Evolutionary Demography Group


Keywords: Aging - Behavioural Ecology - Climate Change - Conservation Biology - Comparative analyses - Demography - Eco-Evolutionary dynamics - Ecotoxicology - Ecophysiology - Epidemiology – Integrative Biology - Life History Traits - Movement Ecology - Parasitism - Population Dynamics - Wildlife Management

Overview: Our research aims to understand how ecology and evolution shape both the demography and the health of vertebrate populations in the wild, and in turn, how the demographic processes are determining the strength of trait selection. To reach these objectives, we are bridging conceptual and methodological advances from population ecology, evolution, demography, epidemiology and statistics.

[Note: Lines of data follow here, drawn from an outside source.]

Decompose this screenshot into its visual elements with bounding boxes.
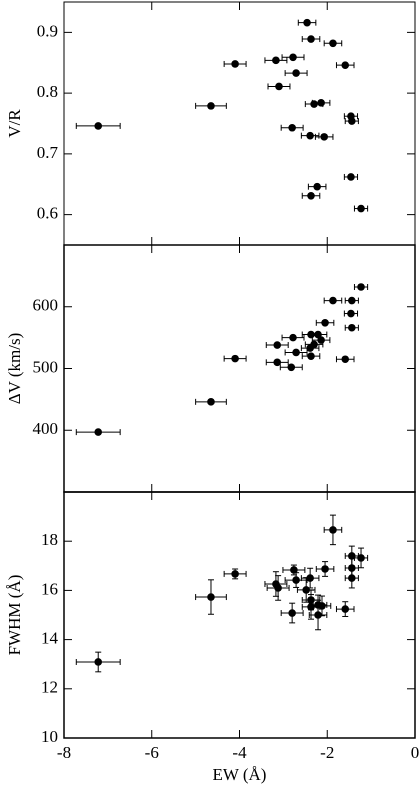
x-tick-label: -2 bbox=[320, 743, 334, 762]
y-tick-label: 16 bbox=[41, 579, 58, 598]
y-tick-label: 10 bbox=[41, 727, 58, 746]
data-point bbox=[287, 363, 296, 372]
data-point bbox=[231, 570, 239, 578]
data-point bbox=[273, 358, 282, 367]
data-point bbox=[329, 296, 337, 305]
data-point bbox=[317, 99, 325, 107]
data-point bbox=[321, 319, 329, 327]
data-point bbox=[306, 574, 314, 582]
data-point bbox=[357, 554, 365, 562]
y-tick-label: 400 bbox=[33, 419, 59, 438]
data-point bbox=[272, 56, 280, 65]
y-tick-label: 14 bbox=[41, 629, 59, 648]
data-point bbox=[320, 133, 328, 141]
data-point bbox=[357, 283, 365, 291]
data-point bbox=[314, 611, 322, 619]
data-point bbox=[288, 609, 296, 617]
data-point bbox=[94, 122, 103, 130]
data-point bbox=[348, 574, 356, 582]
data-point bbox=[207, 102, 215, 110]
data-point bbox=[207, 593, 215, 601]
y-tick-label: 0.9 bbox=[37, 21, 58, 40]
data-point bbox=[348, 296, 356, 305]
data-point bbox=[341, 605, 350, 613]
panel-frame bbox=[63, 244, 416, 493]
data-point bbox=[273, 341, 282, 349]
x-tick-label: -6 bbox=[145, 743, 159, 762]
data-point bbox=[292, 69, 300, 77]
data-point bbox=[329, 39, 337, 48]
data-point bbox=[289, 333, 297, 342]
y-tick-label: 0.6 bbox=[37, 204, 58, 223]
data-point bbox=[307, 35, 315, 43]
data-point bbox=[307, 352, 315, 360]
data-point bbox=[347, 173, 355, 181]
data-point bbox=[347, 309, 355, 318]
data-point bbox=[302, 586, 310, 594]
data-point bbox=[357, 204, 365, 213]
data-point bbox=[310, 100, 318, 108]
data-point bbox=[329, 526, 337, 534]
data-point bbox=[231, 354, 239, 363]
y-axis-label: ΔV (km/s) bbox=[5, 333, 24, 405]
x-tick-label: -8 bbox=[57, 743, 71, 762]
y-tick-label: 600 bbox=[33, 296, 59, 315]
y-axis-label: FWHM (Å) bbox=[5, 575, 24, 656]
panel-frame bbox=[63, 491, 416, 739]
x-axis-label: EW (Å) bbox=[213, 765, 267, 784]
data-point bbox=[274, 584, 282, 592]
data-point bbox=[231, 60, 239, 68]
y-tick-label: 0.7 bbox=[37, 143, 59, 162]
data-point bbox=[303, 18, 311, 27]
data-point bbox=[292, 348, 300, 357]
data-point bbox=[292, 576, 300, 584]
data-point bbox=[207, 398, 215, 406]
data-point bbox=[306, 131, 314, 140]
data-point bbox=[317, 336, 325, 344]
data-point bbox=[314, 330, 322, 339]
data-point bbox=[307, 191, 315, 200]
y-tick-label: 0.8 bbox=[37, 82, 58, 101]
data-point bbox=[94, 428, 103, 436]
y-axis-label: V/R bbox=[5, 109, 24, 138]
data-point bbox=[290, 566, 298, 574]
x-tick-label: 0 bbox=[411, 743, 420, 762]
data-point bbox=[289, 53, 297, 62]
y-tick-label: 500 bbox=[33, 357, 59, 376]
data-point bbox=[318, 602, 326, 610]
y-tick-label: 12 bbox=[41, 678, 58, 697]
data-point bbox=[306, 344, 314, 352]
data-point bbox=[275, 82, 283, 91]
data-point bbox=[321, 565, 329, 573]
data-point bbox=[348, 117, 356, 125]
y-tick-label: 18 bbox=[41, 530, 58, 549]
data-point bbox=[288, 123, 296, 132]
data-point bbox=[341, 61, 350, 69]
data-point bbox=[341, 355, 350, 364]
data-point bbox=[313, 182, 321, 191]
data-point bbox=[94, 658, 103, 666]
data-point bbox=[348, 323, 356, 332]
x-tick-label: -4 bbox=[232, 743, 247, 762]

As our study models are vertebrate species with high societal value, our research projects are often led in collaboration with the Office Français de la Biodiversité (OFB) and have an explicit applied component to improve the exploitation or the conservation of the targeted species.

Research axes:

  • Quantifying the amount and the shape of individual heterogeneity in vertebrate populations in the wild, as well as its role in demographic and eco-evolutionary processes (with a special focus on mammals)
  • Identifying and assessing the relative influence of the environmental (i.e. weather conditions, population density, habitat quality, predation, diseases, interspecific competition and anthropic pressure), evolutionary (e.g. phylogenetic inertia, lifestyle, size, and life history strategy), and individual (e.g. age, sex, or size) attributes that shape the diversity of individual trajectories, within and among populations of vertebrates
  • Identifying population responses to global change, from phenotypic traits to demographic outputs such as population growth, age-structure and generation time
  • Quantifying the magnitude of the sex-differences in trait-specific trajectories (with a special focus on the senescence process) and identifying the eco-evolutionary roots of these differences
  • Identifying the genetic and physiological markers of aging for mammalian populations in the wild
  • Exploring the evolutionary causes and consequences of actuarial and reproductive aging in the wild
  • Assessing the health, demographic, and evolutionary implications of physiological stress at the individual level and quantifying their impact on population dynamics
  • Determining the physiological and demographic implications of toxic pollutants for mammals in the wild
  • Measuring health, behavioral, and demographic consequences of parasitism exposure
  • Providing tools for the development of reliable predictions for population forecast of mammals with a high societal value

Biological models: Our research mostly relies on the long-term monitoring of mammalian populations in the wild. Thanks to a long-term collaboration with the OFB, we are collecting individual longitudinal data on a wide array of traits for more than 40 years for roe deer (Chizé and Trois-Fontaines study areas, France). Other ongoing long-term programs are focused on the Alpine marmot (Réserve de la Grande Sassière, France), Mouflon (Caroux-Espinouse massif, France), Wild boar (Châteauvillain, France), and Giraffe (Hwange, Zimbabwe).